Meanwhile, the long-term consequences of the disaster continue. The city is much smaller, so population-based federal funds for housing, health care, and infrastructure are much reduced. Old political districts will be redrawn, resulting inevitably in less black representation at both the state and federal levels and a loss of political power. The permanent displacement of many poorer inhabitants has increased the percentage of educated, high-income residents. The redevelopment of low-income housing is glacially slow, causing some to question whether the recovery effort is equitable. By 2010, about 54 percent of the evacuees had returned to their pre-Katrina addresses.
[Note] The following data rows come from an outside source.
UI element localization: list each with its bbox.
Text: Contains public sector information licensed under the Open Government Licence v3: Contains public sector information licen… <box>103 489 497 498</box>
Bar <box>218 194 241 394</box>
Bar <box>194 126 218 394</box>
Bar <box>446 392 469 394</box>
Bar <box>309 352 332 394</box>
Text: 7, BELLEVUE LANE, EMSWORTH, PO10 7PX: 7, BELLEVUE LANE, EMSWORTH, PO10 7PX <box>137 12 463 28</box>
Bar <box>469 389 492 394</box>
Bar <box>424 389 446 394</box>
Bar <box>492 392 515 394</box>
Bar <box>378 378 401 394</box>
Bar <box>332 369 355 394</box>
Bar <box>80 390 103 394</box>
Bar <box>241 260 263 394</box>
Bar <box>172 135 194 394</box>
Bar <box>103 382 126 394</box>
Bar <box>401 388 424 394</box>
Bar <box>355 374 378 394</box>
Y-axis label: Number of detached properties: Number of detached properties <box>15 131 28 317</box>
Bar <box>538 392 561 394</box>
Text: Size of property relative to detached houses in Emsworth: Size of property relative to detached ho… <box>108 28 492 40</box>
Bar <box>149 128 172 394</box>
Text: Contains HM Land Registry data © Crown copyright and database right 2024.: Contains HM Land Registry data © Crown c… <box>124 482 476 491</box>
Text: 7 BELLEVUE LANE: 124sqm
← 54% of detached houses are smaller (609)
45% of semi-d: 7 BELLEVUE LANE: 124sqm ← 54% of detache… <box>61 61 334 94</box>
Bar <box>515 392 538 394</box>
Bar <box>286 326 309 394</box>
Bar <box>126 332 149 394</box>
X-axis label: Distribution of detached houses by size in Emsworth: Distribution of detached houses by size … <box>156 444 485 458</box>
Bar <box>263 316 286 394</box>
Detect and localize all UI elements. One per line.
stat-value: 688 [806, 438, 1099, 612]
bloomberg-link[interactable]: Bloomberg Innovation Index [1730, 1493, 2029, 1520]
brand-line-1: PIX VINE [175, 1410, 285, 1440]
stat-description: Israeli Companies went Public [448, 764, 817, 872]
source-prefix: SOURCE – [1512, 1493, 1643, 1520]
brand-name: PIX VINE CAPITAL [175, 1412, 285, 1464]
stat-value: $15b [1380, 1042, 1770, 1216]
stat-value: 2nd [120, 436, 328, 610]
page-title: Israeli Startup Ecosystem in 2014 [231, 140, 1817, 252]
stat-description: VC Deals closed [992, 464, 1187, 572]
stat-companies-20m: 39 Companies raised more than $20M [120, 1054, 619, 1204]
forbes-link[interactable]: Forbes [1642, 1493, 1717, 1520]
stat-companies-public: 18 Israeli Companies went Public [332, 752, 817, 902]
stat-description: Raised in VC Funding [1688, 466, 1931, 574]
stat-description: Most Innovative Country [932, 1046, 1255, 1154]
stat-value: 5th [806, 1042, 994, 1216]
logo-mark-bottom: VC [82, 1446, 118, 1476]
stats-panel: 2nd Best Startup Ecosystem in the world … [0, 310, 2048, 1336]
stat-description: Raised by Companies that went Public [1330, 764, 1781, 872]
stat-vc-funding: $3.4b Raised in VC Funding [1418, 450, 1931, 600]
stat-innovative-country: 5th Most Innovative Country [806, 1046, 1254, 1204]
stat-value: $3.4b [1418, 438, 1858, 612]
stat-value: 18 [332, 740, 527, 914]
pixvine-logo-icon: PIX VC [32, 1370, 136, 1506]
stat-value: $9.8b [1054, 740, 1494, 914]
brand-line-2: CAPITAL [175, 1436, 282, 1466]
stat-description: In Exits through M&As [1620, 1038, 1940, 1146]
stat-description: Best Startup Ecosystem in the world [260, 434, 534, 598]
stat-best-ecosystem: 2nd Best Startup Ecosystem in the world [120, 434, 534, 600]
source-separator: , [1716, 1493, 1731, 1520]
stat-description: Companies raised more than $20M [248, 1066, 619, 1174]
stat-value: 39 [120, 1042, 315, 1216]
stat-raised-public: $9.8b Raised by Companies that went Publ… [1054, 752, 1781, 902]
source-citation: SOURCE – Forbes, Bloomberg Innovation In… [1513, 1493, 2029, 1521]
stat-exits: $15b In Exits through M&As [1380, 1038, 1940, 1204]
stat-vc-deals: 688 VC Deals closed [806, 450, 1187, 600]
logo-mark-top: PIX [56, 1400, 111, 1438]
There are powerful reasons to stay away: the lack of affordable housing and a shortage of rental properties. Much recovery funding went to homeowners, who are in a minority among poorer citizens. With little money, few job opportunities, and a shortage of affordable housing, many refugees left permanently.

THE PLIGHT OF the Mississippi delta confirms that we have few options when confronted by extreme weather events made ever more dangerous by rising seas. Armoring cities and coasts with levees and seawalls is, at best, a costly gamble, even if twenty-first-century construction and technology provides ever more secure barriers. Even adopting building codes that allow for surging hurricanes and permit people to take shelter in their homes is an expensive hedge against catastrophic destruction. The only other option is carefully managed relocation at short notice. Katrina and other major storms teach us that the density of population in large twenty-first-century cities is such that our ability to relocate displaced residents either temporarily or permanently is severely limited. Inevitably, situations arise where those who can, leave and those who cannot, stay, fueling already festering economic and social inequities within and between segments of society. The resulting economic and political tensions within communities, between source and host communities, and, in the case of Bangladesh, between nations, do not augur well for a warmer future of higher sea levels and a great incidence of storm surges nurtured by extreme weather events.